Kız Çocuklarının Eğitimi ve Toplumsal Cinsiyet Eşitliği
Kız çocuklarının eğitimi, bir toplumun geleceği için son derece önemlidir. Eğitimde eşitlik sağlandığında, toplumun genel refah seviyesinin de yükseleceği inancındayız. Ancak, mevcut uygulamalar, bu hedefin önünde büyük bir engel teşkil etmektedir. Eğitimdeki gerici yaklaşımlar, kız çocuklarının eğitim hakkını tehdit etmekte ve toplumsal cinsiyet eşitliğini zedelemektedir. Bu nedenle, eğitim alanında cinsiyet eşitliği sağlanması için mücadele edilmesi gerekmektedir.

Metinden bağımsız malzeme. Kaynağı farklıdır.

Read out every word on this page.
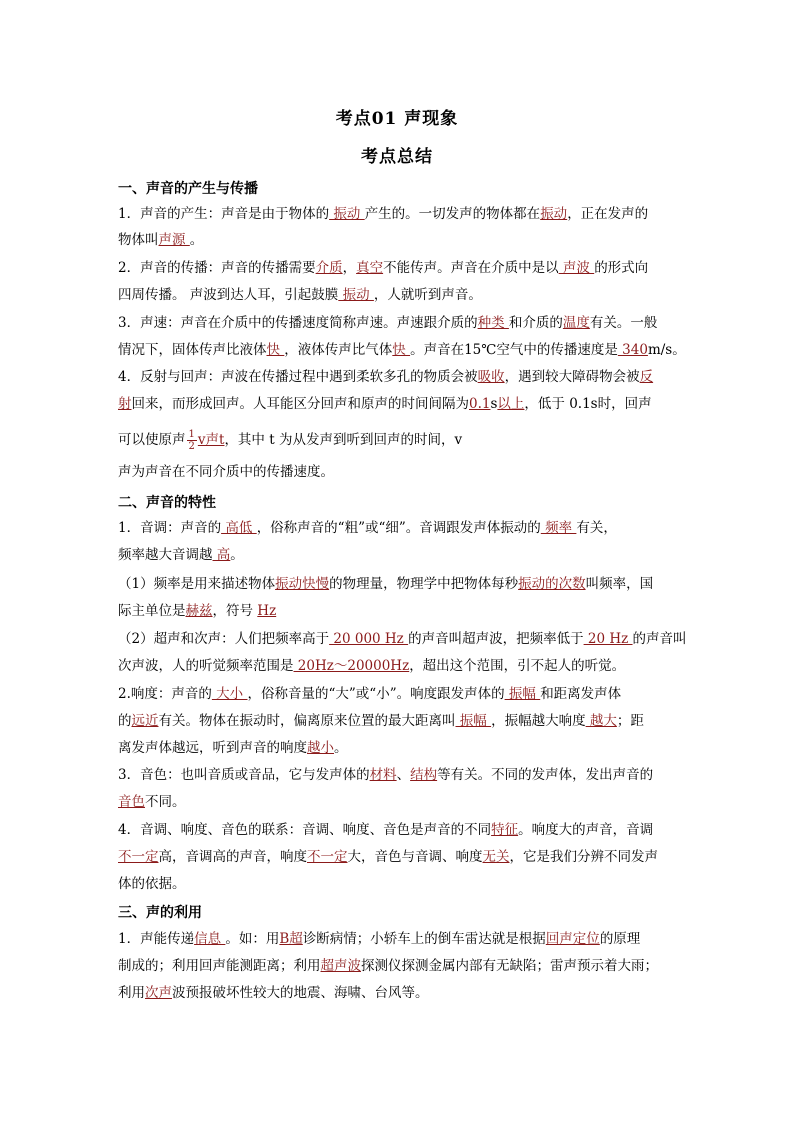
考点01 声现象
考点总结
一、声音的产生与传播
1．声音的产生：声音是由于物体的 振动 产生的。一切发声的物体都在振动，正在发声的
物体叫声源 。
2．声音的传播：声音的传播需要介质，真空不能传声。声音在介质中是以 声波 的形式向
四周传播。 声波到达人耳，引起鼓膜 振动 ，人就听到声音。
3．声速：声音在介质中的传播速度简称声速。声速跟介质的种类 和介质的温度有关。一般
情况下，固体传声比液体快 ，液体传声比气体快 。声音在15℃空气中的传播速度是 340m/s。
4．反射与回声：声波在传播过程中遇到柔软多孔的物质会被吸收，遇到较大障碍物会被反
射回来，而形成回声。人耳能区分回声和原声的时间间隔为0.1s以上，低于 0.1s时，回声
可以使原声 $\frac{1}{2}$ v声t，其中 t 为从发声到听到回声的时间，v
声为声音在不同介质中的传播速度。
二、声音的特性
1．音调：声音的 高低 ，俗称声音的“粗”或“细”。音调跟发声体振动的 频率 有关，
频率越大音调越 高。
（1）频率是用来描述物体振动快慢的物理量，物理学中把物体每秒振动的次数叫频率，国
际主单位是赫兹，符号 Hz
（2）超声和次声：人们把频率高于 20 000 Hz 的声音叫超声波，把频率低于 20 Hz 的声音叫
次声波，人的听觉频率范围是 20Hz～20000Hz，超出这个范围，引不起人的听觉。
2.响度：声音的 大小 ，俗称音量的“大”或“小”。响度跟发声体的 振幅 和距离发声体
的远近有关。物体在振动时，偏离原来位置的最大距离叫 振幅 ，振幅越大响度 越大；距
离发声体越远，听到声音的响度越小。
3．音色：也叫音质或音品，它与发声体的材料、结构等有关。不同的发声体，发出声音的
音色不同。
4．音调、响度、音色的联系：音调、响度、音色是声音的不同特征。响度大的声音，音调
不一定高，音调高的声音，响度不一定大，音色与音调、响度无关，它是我们分辨不同发声
体的依据。
三、声的利用
1．声能传递信息 。如：用B超诊断病情；小轿车上的倒车雷达就是根据回声定位的原理
制成的；利用回声能测距离；利用超声波探测仪探测金属内部有无缺陷；雷声预示着大雨；
利用次声波预报破坏性较大的地震、海啸、台风等。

Sonuç Olarak Ne Yapmalıyız?
Bu tür gerici uygulamalara karşı durmak, sadece eğitim camiasının değil, tüm toplumun ortak sorumluluğudur. Eğitimde laiklik ve cinsiyet eşitliğini savunmak, geleceğimizin teminatı olacaktır. Eğitim politikalarının, toplumsal cinsiyet eşitliği ve laiklik ilkeleri çerçevesinde şekillendirilmesi, Türkiye’nin demokratikleşme sürecinin önemli bir parçasıdır. Bu nedenle, toplumsal harekete geçmek ve eğitimdeki gerici uygulamalara karşı durmak her bireyin görevidir.